We wrote a recommendation for an HTTP-based API for servers to interoperate. This spec describes how dataset owners can surface multiple verbs and endpoints together for further seamless interoperation. We have an in-progress reference implementation that is built on top of SPARQL-based graph datastores.
We designed and built a WebComponents widget that visualizes a DocMap, and which can be embedded on any website that wants to give viewers a very fast insight into the amount of editorial/peer review activity that has been done on a document. This widget is designed to work out-of-the-box with all servers conforming to the API spec, and can be made to work with nonconforming servers.
Four infrastructure organizations — CSHL, eLife, EMBO, and ePMC — are operating DocMaps technology, supporting a dozen or more review groups and orgs in issuing DocMaps content relating to thousands of preprint artifacts in their daily work.
A pathway forward for DocMaps, given an amorphous community of stakeholders, needs to remain grounded in the goals and purposes of the Project, even as the needs of stakeholders change. Therefore my recommendations for where to go next are in one part about how we can make the tools work better for the known aspects of the problem space, and the other large part about what we’ve learned to be emerging and forthcoming demands on the Project’s capabilities.

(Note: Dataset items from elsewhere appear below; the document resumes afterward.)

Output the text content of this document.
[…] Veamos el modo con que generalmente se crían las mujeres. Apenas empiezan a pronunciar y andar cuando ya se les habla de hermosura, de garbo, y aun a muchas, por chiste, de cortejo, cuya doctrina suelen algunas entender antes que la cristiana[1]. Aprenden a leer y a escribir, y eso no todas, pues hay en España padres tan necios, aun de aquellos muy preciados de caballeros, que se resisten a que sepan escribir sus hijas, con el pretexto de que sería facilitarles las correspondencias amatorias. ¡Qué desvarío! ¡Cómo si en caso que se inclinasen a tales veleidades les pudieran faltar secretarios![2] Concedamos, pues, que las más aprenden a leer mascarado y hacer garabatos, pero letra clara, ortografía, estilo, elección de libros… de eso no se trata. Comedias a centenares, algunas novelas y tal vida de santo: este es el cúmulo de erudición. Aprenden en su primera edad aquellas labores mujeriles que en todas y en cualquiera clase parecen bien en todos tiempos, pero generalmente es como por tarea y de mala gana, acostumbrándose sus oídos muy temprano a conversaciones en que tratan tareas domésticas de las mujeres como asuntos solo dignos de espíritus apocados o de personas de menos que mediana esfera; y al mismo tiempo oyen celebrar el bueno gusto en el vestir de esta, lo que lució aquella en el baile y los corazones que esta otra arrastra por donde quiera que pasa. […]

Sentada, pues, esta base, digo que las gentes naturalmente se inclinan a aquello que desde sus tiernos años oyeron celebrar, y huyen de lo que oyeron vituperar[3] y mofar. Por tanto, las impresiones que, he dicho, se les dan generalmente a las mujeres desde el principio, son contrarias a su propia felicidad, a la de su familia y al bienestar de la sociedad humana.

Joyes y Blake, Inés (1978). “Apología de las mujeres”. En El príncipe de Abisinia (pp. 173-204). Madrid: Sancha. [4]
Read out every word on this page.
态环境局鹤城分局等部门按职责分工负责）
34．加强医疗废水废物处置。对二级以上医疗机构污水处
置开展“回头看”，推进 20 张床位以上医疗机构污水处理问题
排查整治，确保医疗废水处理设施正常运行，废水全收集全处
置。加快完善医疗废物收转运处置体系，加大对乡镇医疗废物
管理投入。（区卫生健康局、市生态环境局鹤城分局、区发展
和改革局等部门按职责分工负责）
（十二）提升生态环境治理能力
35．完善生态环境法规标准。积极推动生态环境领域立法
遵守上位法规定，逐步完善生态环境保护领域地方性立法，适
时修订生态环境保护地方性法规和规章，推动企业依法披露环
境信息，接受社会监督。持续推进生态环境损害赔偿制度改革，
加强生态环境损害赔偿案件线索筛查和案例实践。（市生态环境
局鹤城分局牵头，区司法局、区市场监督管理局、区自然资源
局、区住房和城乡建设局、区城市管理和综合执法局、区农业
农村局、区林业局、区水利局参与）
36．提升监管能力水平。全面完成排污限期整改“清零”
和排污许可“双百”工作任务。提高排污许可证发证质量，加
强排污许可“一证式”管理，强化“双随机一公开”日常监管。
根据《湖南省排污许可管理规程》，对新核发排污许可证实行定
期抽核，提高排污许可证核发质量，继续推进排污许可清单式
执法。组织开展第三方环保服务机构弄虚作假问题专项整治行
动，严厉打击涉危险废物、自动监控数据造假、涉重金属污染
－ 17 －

I frame my thinking on this project around the concept of separating “signal” from “noise”. A major theme of DocMaps is to enable preprint science that is both fast and trustworthy. This is complicated in an AI world where (almost) any imaginable document can be presumed to exist, and therefore the existence of any document is not in itself significant. In terms of signals, this pollution is a huge explosion in the noise term relative to signal. The key is to create documents that are highly unlikely to exist unless significant findings have occurred. This depends on sources of trust outside the realm of computation, and computable programs that can operate on arguments made by trusted parties.

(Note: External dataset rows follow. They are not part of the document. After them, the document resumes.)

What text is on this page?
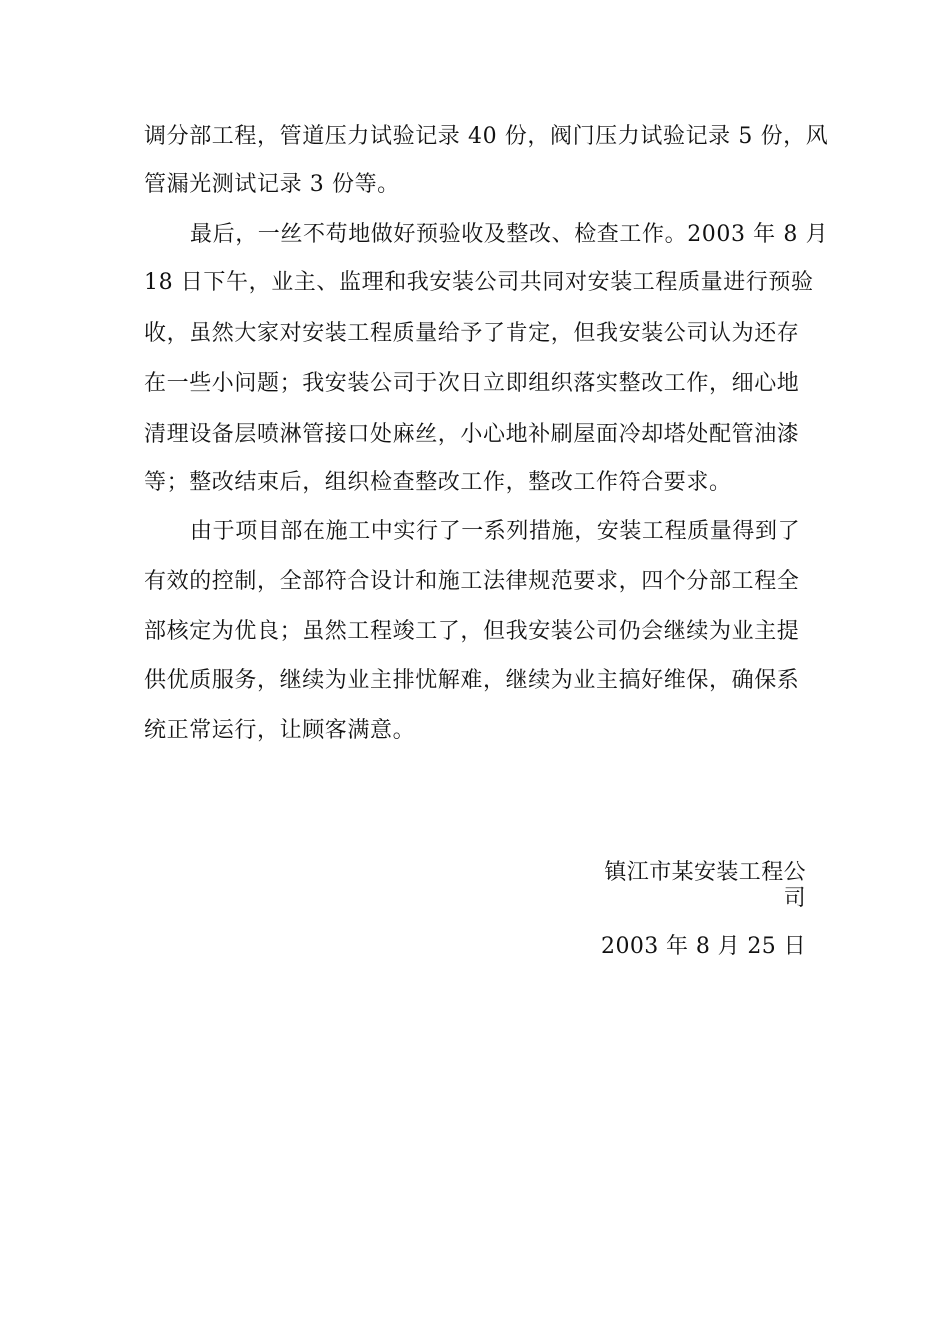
调分部工程，管道压力试验记录 40 份，阀门压力试验记录 5 份，风
管漏光测试记录 3 份等。
最后，一丝不苟地做好预验收及整改、检查工作。2003 年 8 月
18 日下午，业主、监理和我安装公司共同对安装工程质量进行预验
收，虽然大家对安装工程质量给予了肯定，但我安装公司认为还存
在一些小问题；我安装公司于次日立即组织落实整改工作，细心地
清理设备层喷淋管接口处麻丝，小心地补刷屋面冷却塔处配管油漆
等；整改结束后，组织检查整改工作，整改工作符合要求。
由于项目部在施工中实行了一系列措施，安装工程质量得到了
有效的控制，全部符合设计和施工法律规范要求，四个分部工程全
部核定为优良；虽然工程竣工了，但我安装公司仍会继续为业主提
供优质服务，继续为业主排忧解难，继续为业主搞好维保，确保系
统正常运行，让顾客满意。
镇江市某安装工程公
司
2003 年 8 月 25 日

Other projects are thinking in similar terms.
I have written more extensively about this theme in a previous post. Concisely, I argue that DocMaps themselves need to support offline authenticated message passing and verification. We currently delegate all authenticity information to the HTTPS layer, which means that a DocMap or part of one (such as a description of one publication event) can never be taken away from its point of origin and remain integral and trustworthy. This problem is typical of all publishing platforms, and addressing it is a substantial value proposition for DocMaps. Since cryptographic signatures are defined in part by their improbability to arise from noise, they are good primitives for this work. An AI can never forge a believable cryptographic signature.

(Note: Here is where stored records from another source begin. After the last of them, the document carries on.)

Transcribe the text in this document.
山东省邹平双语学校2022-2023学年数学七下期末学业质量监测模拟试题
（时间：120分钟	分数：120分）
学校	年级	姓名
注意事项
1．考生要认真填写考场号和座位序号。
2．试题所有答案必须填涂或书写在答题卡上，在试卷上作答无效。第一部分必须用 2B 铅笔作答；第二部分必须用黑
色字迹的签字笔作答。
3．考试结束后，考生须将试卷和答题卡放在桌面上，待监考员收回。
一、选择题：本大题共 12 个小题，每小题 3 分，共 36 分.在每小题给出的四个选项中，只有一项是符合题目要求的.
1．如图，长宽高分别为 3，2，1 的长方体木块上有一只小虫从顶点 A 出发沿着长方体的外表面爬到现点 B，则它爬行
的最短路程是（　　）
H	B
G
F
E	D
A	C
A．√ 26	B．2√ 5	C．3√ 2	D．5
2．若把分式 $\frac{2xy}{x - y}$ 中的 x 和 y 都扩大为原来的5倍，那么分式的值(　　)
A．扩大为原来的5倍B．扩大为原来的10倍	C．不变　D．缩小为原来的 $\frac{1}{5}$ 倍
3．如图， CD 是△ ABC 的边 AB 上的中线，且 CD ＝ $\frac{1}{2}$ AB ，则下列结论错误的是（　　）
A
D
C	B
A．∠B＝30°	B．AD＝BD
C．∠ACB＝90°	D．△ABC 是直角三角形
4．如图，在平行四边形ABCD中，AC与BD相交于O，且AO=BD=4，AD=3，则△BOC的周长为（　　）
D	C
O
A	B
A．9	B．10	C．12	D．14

A related roadmap item for public comment is here.
A DocMap is like a “manifest” or bill of materials, describing the history of a document and (ideally) proving that those statements are authentic and come from a source that a reader may wish to believe. However, they currently do not do much work to help in making sense of those materials. There is room in a docmap for a publisher to write, for example, “this document is now Peer Reviewed”, but that claim must be taken or left along with the rest of the document based on the author’s signature. This means that sense-making that relies on reasoning about statements from two different sources must be done by the reader, and these programs should be publishable to the reader as well.
A related roadmap item for public comment is here.
In the success case, we expect docmaps to get larger and more colorful with heterogenous contents. Programmatic sense-making as described above will probably struggle to keep pace symbolically, but is a natural application of language models (large or small). Recent technology permits the work done by such models to be verified in the same way as statements made by a cryptographic identity. We expect this technique to provide valuable trustworthy semantic automation to the DocMaps ecosystem.
A related roadmap item for public comment is here.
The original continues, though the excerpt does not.